# XM 'Offers' Refund for Outage



## Nick (Apr 23, 2002)

XM said it would provide refunds to subscribers who were affected by its service
outage earlier this week. The company said customers who request a refund will
receive a credit for two days of service on a future bill.

A quick search on the XM website for "refund" and "outage"returned no relevant
results, so we suggest you try to contact XM by phone for your refund. Good luck.

*1-800-XM-RADIO (1-800-967-2346)*


----------



## Nick (Apr 23, 2002)

UPDATE: A call to XM secured my own refund in the form of a credit to my account. 
If you call, be prepared to provide your XM Radio ID or you will have to answer an
incredible number of questions to establish you are who you say you are. Who else
would go to that much trouble in order to obtain a credit to someone else's account? 

:shrug:


----------



## Christopher Gould (Jan 14, 2007)

Nick said:


> UPDATE: A call to XM secured my own refund in the form of a credit to my account.
> If you call, be prepared to provide your XM Radio ID or you will have to answer an
> incredible number of questions to establish you are who you say you are. Who else
> would go to that much trouble in order to obtain a credit to someone else's account?
> ...


so what did that amout too $.86


----------



## hilmar2k (Mar 18, 2007)

Christopher Gould said:


> so what did that amout too $.86


For that small of an amount, they ought to just credit everyone automatically. It certainly isn't worth the effort for me.


----------



## Geronimo (Mar 23, 2002)

Christopher Gould said:


> so what did that amout too $.86


$.67 actually. but they actually rounded it up to an even dollar.


----------



## Juggernaut (Apr 5, 2007)

hilmar2k said:


> For that small of an amount, they ought to just credit everyone automatically. It certainly isn't worth the effort for me.

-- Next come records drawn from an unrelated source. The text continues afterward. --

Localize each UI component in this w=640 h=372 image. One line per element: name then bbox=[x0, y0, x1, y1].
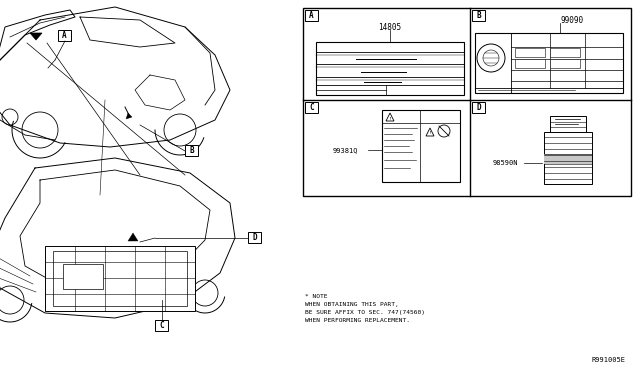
Bar bbox=[303, 8, 631, 196]
Bar bbox=[305, 10, 318, 21]
Text: 14805: 14805 bbox=[378, 22, 401, 32]
Bar bbox=[316, 42, 464, 95]
Text: !: ! bbox=[388, 116, 391, 121]
Bar bbox=[472, 10, 485, 21]
Polygon shape bbox=[126, 113, 132, 119]
Bar bbox=[550, 59, 580, 68]
Bar bbox=[382, 110, 460, 182]
Bar bbox=[544, 132, 592, 184]
Text: R991005E: R991005E bbox=[591, 357, 625, 363]
Bar bbox=[155, 320, 168, 331]
Bar bbox=[550, 116, 586, 132]
Text: A: A bbox=[62, 31, 67, 40]
Text: 98590N: 98590N bbox=[492, 160, 518, 166]
Bar bbox=[472, 102, 485, 113]
Text: B: B bbox=[189, 146, 194, 155]
Text: * NOTE: * NOTE bbox=[305, 294, 328, 299]
Bar bbox=[544, 154, 592, 164]
Text: WHEN PERFORMING REPLACEMENT.: WHEN PERFORMING REPLACEMENT. bbox=[305, 318, 410, 323]
Bar bbox=[305, 102, 318, 113]
Text: 99090: 99090 bbox=[561, 16, 584, 25]
Text: D: D bbox=[476, 103, 481, 112]
Bar bbox=[58, 30, 71, 41]
Text: WHEN OBTAINING THIS PART,: WHEN OBTAINING THIS PART, bbox=[305, 302, 399, 307]
Text: C: C bbox=[159, 321, 164, 330]
Bar bbox=[550, 48, 580, 57]
Text: BE SURE AFFIX TO SEC. 747(74560): BE SURE AFFIX TO SEC. 747(74560) bbox=[305, 310, 425, 315]
Text: C: C bbox=[309, 103, 314, 112]
Text: !: ! bbox=[429, 131, 431, 135]
Bar bbox=[185, 145, 198, 156]
Bar bbox=[515, 48, 545, 57]
Polygon shape bbox=[30, 33, 42, 40]
Bar bbox=[248, 232, 261, 243]
Text: B: B bbox=[476, 11, 481, 20]
Bar bbox=[475, 33, 623, 93]
Bar bbox=[45, 246, 195, 311]
Bar bbox=[515, 59, 545, 68]
Polygon shape bbox=[128, 233, 138, 241]
Bar bbox=[63, 264, 103, 289]
Text: D: D bbox=[252, 233, 257, 242]
Text: 99381Q: 99381Q bbox=[332, 147, 358, 153]
Text: A: A bbox=[309, 11, 314, 20]
Bar bbox=[53, 251, 187, 306]
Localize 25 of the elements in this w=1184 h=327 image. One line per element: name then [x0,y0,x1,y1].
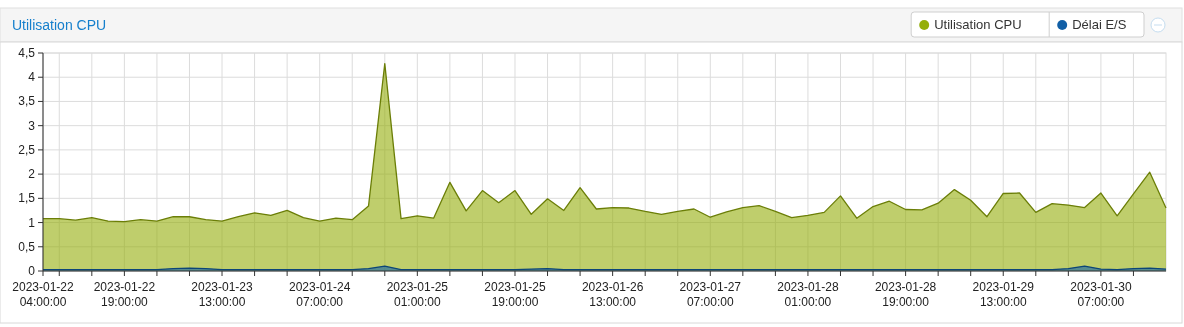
y-tick-label: 2,5 [18,142,36,157]
y-tick-label: 2 [28,167,36,182]
x-tick-label: 2023-01-23 13:00:00 [191,280,254,309]
x-tick-label: 2023-01-28 01:00:00 [777,280,839,309]
y-tick-label: 0,5 [18,239,36,254]
y-tick-label: 3,5 [18,94,36,109]
y-tick-label: 1 [28,215,36,230]
y-tick-label: 1,5 [18,191,36,206]
y-tick-label: 0 [28,264,36,278]
legend-label: Utilisation CPU [934,17,1022,32]
x-tick-label: 2023-01-25 19:00:00 [484,280,546,309]
x-tick-label: 2023-01-22 19:00:00 [93,280,156,309]
x-tick-label: 2023-01-22 04:00:00 [12,280,75,309]
legend-label: Délai E/S [1072,17,1127,32]
x-tick-label: 2023-01-27 07:00:00 [679,280,742,309]
x-tick-label: 2023-01-25 01:00:00 [386,280,449,309]
y-tick-label: 3 [28,118,36,133]
y-tick-label: 4 [28,70,36,85]
x-tick-label: 2023-01-29 13:00:00 [972,280,1035,309]
x-tick-label: 2023-01-28 19:00:00 [874,280,937,309]
y-tick-label: 4,5 [18,46,36,60]
x-tick-label: 2023-01-26 13:00:00 [581,280,644,309]
x-tick-label: 2023-01-24 07:00:00 [288,280,351,309]
chart-title: Utilisation CPU [12,17,107,33]
x-tick-label: 2023-01-30 07:00:00 [1070,280,1132,309]
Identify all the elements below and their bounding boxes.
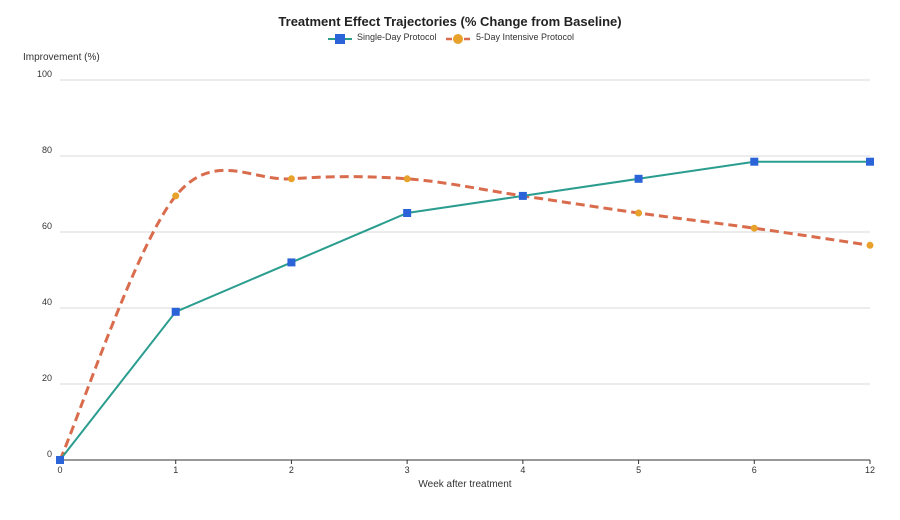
x-tick-label-12: 12 bbox=[865, 465, 875, 475]
legend-label-single-day: Single-Day Protocol bbox=[357, 32, 437, 42]
y-tick-label-60: 60 bbox=[42, 221, 52, 231]
x-tick-label-1: 1 bbox=[173, 465, 178, 475]
data-point-5-day-6 bbox=[750, 224, 758, 232]
chart-legend: Single-Day Protocol 5-Day Intensive Prot… bbox=[328, 32, 574, 44]
x-tick-label-4: 4 bbox=[520, 465, 525, 475]
data-point-5-day-2 bbox=[287, 175, 295, 183]
series-layer bbox=[56, 157, 874, 464]
x-tick-label-5: 5 bbox=[636, 465, 641, 475]
data-point-single-day-4 bbox=[518, 191, 527, 200]
legend-swatch-marker-single-day bbox=[335, 34, 345, 44]
x-tick-label-3: 3 bbox=[405, 465, 410, 475]
legend-label-5-day: 5-Day Intensive Protocol bbox=[476, 32, 574, 42]
data-point-single-day-3 bbox=[403, 209, 412, 217]
y-tick-label-40: 40 bbox=[42, 297, 52, 307]
y-tick-label-100: 100 bbox=[37, 69, 52, 79]
data-point-5-day-12 bbox=[866, 241, 874, 249]
grid-lines bbox=[60, 79, 870, 385]
series-line-5-day bbox=[58, 169, 871, 461]
data-point-single-day-5 bbox=[634, 174, 643, 183]
legend-item-5-day[interactable]: 5-Day Intensive Protocol bbox=[446, 32, 574, 44]
y-tick-label-20: 20 bbox=[42, 373, 52, 383]
data-point-single-day-1 bbox=[171, 307, 180, 316]
y-axis-title: Improvement (%) bbox=[23, 52, 100, 63]
data-point-5-day-1 bbox=[172, 192, 180, 200]
data-point-single-day-6 bbox=[750, 157, 759, 166]
y-tick-label-80: 80 bbox=[42, 145, 52, 155]
legend-swatch-marker-5-day bbox=[453, 34, 463, 44]
legend-item-single-day[interactable]: Single-Day Protocol bbox=[328, 32, 437, 44]
series-line-single-day bbox=[59, 160, 870, 461]
x-tick-label-0: 0 bbox=[57, 465, 62, 475]
x-axis-title: Week after treatment bbox=[418, 479, 511, 490]
data-point-5-day-5 bbox=[635, 209, 643, 217]
data-point-single-day-12 bbox=[866, 157, 874, 166]
data-point-single-day-2 bbox=[287, 258, 296, 267]
y-tick-label-0: 0 bbox=[47, 449, 52, 459]
chart-title: Treatment Effect Trajectories (% Change … bbox=[278, 14, 621, 29]
data-point-single-day-0 bbox=[56, 456, 64, 464]
x-tick-label-2: 2 bbox=[289, 465, 294, 475]
data-point-5-day-3 bbox=[403, 175, 411, 183]
x-tick-label-6: 6 bbox=[752, 465, 757, 475]
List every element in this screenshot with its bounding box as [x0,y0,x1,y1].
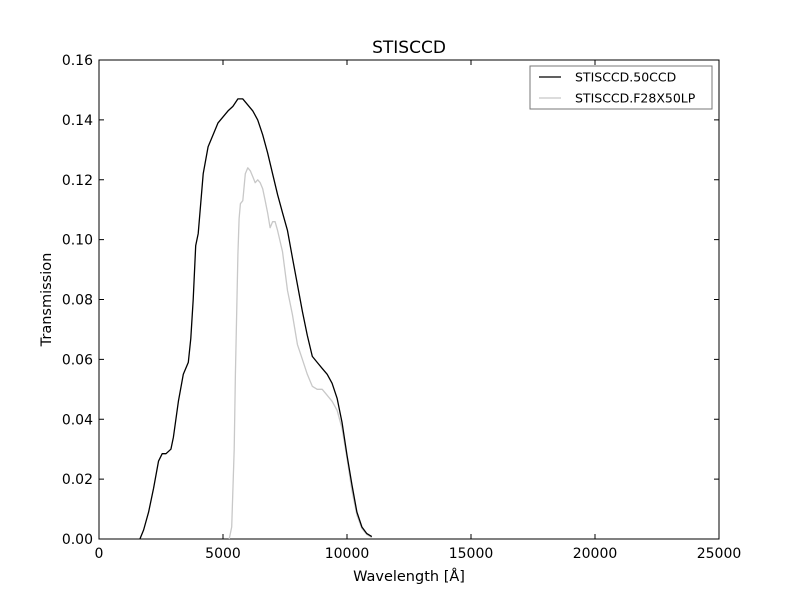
chart-title: STISCCD [372,38,446,58]
x-tick-label: 25000 [697,546,742,562]
y-tick-label: 0.10 [62,233,93,249]
y-tick-label: 0.04 [62,412,93,428]
x-tick-label: 10000 [325,546,370,562]
legend-label: STISCCD.50CCD [575,70,676,85]
legend-label: STISCCD.F28X50LP [575,91,696,106]
y-tick-label: 0.06 [62,352,93,368]
y-tick-label: 0.00 [62,532,93,548]
y-axis-label: Transmission [39,253,55,348]
x-tick-label: 5000 [205,546,241,562]
legend-box [529,65,713,110]
axis-ticks: 0 5000 10000 15000 20000 25000 0.00 0.02 0.04 0.0… [62,53,741,562]
x-axis-label: Wavelength [Å] [353,568,465,585]
y-tick-label: 0.14 [62,113,93,129]
x-tick-label: 15000 [449,546,494,562]
y-tick-label: 0.02 [62,472,93,488]
legend: STISCCD.50CCD STISCCD.F28X50LP [529,65,713,110]
plot-area-frame [98,59,720,540]
series-layer [139,98,373,540]
series-line-stisccd-50ccd [139,98,373,540]
series-line-stisccd-f28x50lp [228,167,373,540]
x-tick-label: 20000 [573,546,618,562]
x-tick-label: 0 [95,546,104,562]
y-tick-label: 0.12 [62,173,93,189]
y-tick-label: 0.16 [62,53,93,69]
y-tick-label: 0.08 [62,293,93,309]
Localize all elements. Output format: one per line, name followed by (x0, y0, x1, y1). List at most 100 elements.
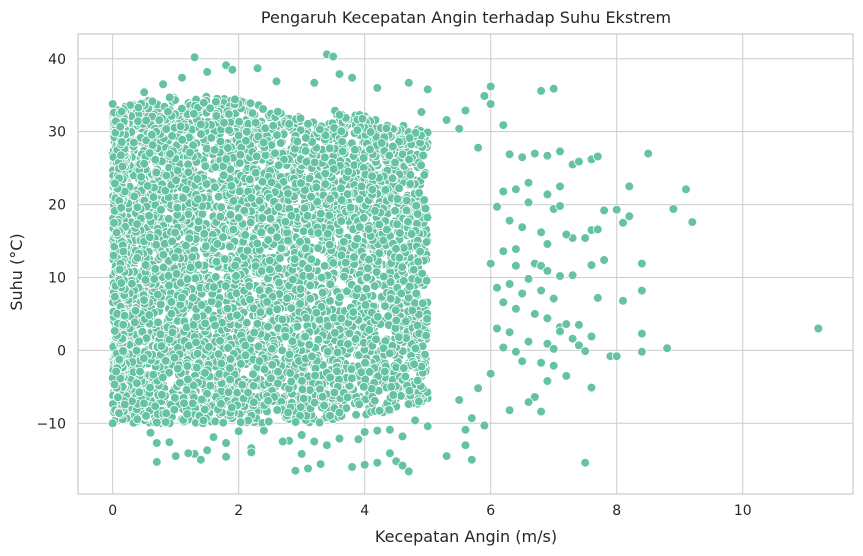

Cost them a lot more to automatically credit everyone. I'm sure many listeners are unaware of any outage, were not using the service at the time, and/or don't want to bother making the phone call for a "lousy" dollar.


----------



## Steve Mehs (Mar 21, 2002)

I'm not bothering, I’m cheap but not Charlie cheap.


----------



## rasthan (Apr 30, 2006)

Steve Mehs said:


> I'm not bothering, I'm cheap but not Charlie cheap.


lol good one! :lol:


----------



## BobbySteelz (May 24, 2007)

I'm already getting over on them for the price of my service. I'm too lazy for this.


----------



## pez2002 (Dec 13, 2002)

i wont be calling


----------